Editorial: Light at the End of the Tunnel?
by Richard Babyak
August 31, 2009
Light bulbs aren’t sexy, President Obama conceded, as he announced higher efficiency standards for them, but they are important, given that residential and commercial lighting accounts for 7 percent of U.S. energy consumption. Appliances, too, will be facing stiffer standards, along with other household and business products. According to a report on appliance standards issued by the American Council for an Energy-Efficient Economy, the strong new standards for the 26 targeted products could slash U.S. energy use by more than 1,900 terawatt hours by 2030, while reducing carbon dioxide emissions by 7.5 percent over the same time period.
A recent report by McKinsey & Co. also highlighted conservation efforts, suggesting that exploiting as yet unrealized opportunities for improving energy efficiency could reduce U.S. energy use by 23 percent by 2020. The report cited appliance efficiency standards and the Energy Star program as success stories, but identified a number of neglected areas where much more energy savings could be reaped.
A study by the National Research Council is also bullish about greater use of existing energy-efficiency technologies.
Such reports tend to support the view of optimists that a combination of greater conservation efforts and wider deployment of existing renewable, zero-carbon energy sources will be sufficient to meet the mid-century deadline for reducing carbon dioxide emissions to the level needed to avoid a global warming catastrophe.
Others disagree. For example, energy chemist Nate Lewis at the California Institute of Technology has performed a number of calculations that pit the expected growth in energy demand against the energy output capabilities of existing zero-carbon energy sources. He concludes that to meet those targets with such sources by 2050 we would have to build 10,000 nuclear power plants, erect 1 million state-of-the-art wind turbines, and cover 1 million roofs with solar panels every day until 2050.
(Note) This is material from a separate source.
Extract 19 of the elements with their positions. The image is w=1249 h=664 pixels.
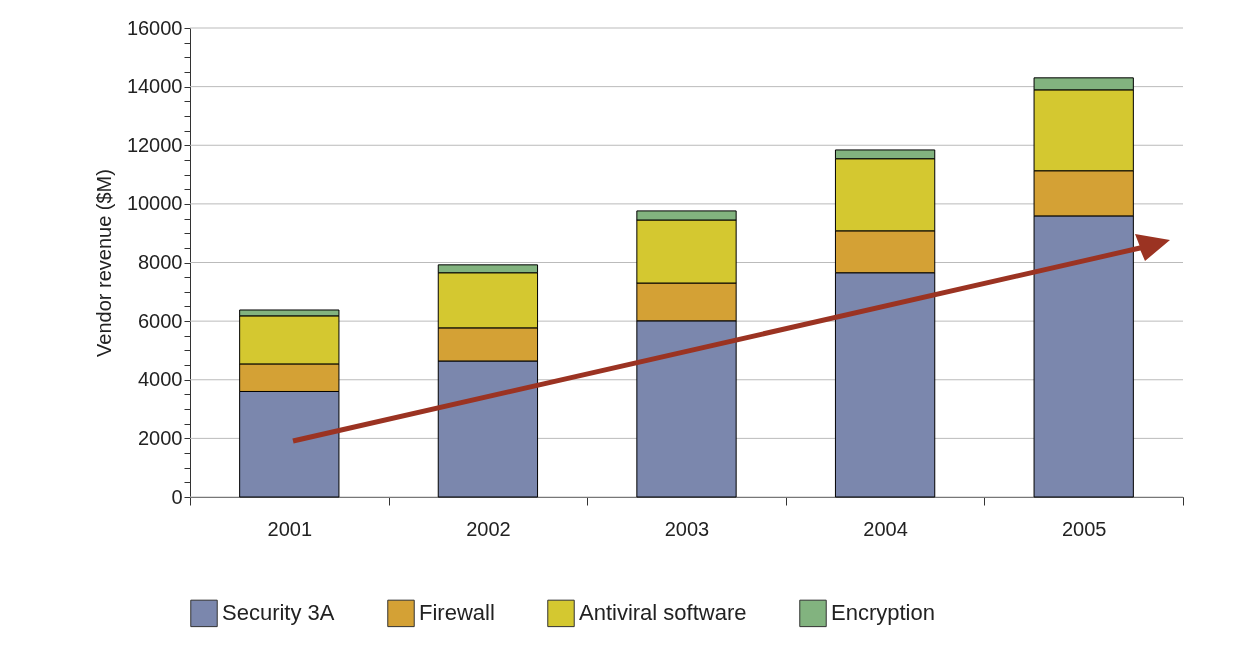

A recent study by the Brookings Institute seems to support the notion that a huge breakthrough solution is desperately needed. The report suggests that “transformational innovation and commercialization” is necessary and that increased federal spending on R&D along with “bold new research paradigms” are essential to engendering such transformation. In other words, the kind of light bulbs we really need to see are those imaginary ones that appear over the head when someone makes a great discovery and yells “eureka.”
To be sure, there is much promising research under way that could yield such eureka rescues. Many scientists around the world are pursuing photocatalytic water splitting as a means to extract an inexhaustible supply of hydrogen from seawater. Progress continues to be made in bumping up the light conversion efficiency of thin-film solar cells. Researchers at United Technologies Research Center have developed a low-cost system for generating electricity from low-temperature geothermal sources. Babcock & Wilcox Co. has designed a small, modular nuclear reactor that can be manufactured on an assembly line. And ExxonMobil recently announced it plans to invest $600 million to research and develop biofuels produced from algae.
Such efforts should give us hope, but not complacency. Remember that it was a half century ago scientists promised us that unlimited, clean energy from nuclear fusion was only a few decades away. The reality gap on that projection inspired a dark joke: commercial fusion energy is just 30 years away and always will be. “Sun in a Bottle,” a book by Charles Seife, suggests that fusion energy remains an impossible dream.
The laws of physics are impartial, treating optimists and pessimists equally, and it remains to be seen what those laws will allow, and whether that light at the end of the tunnel is a train.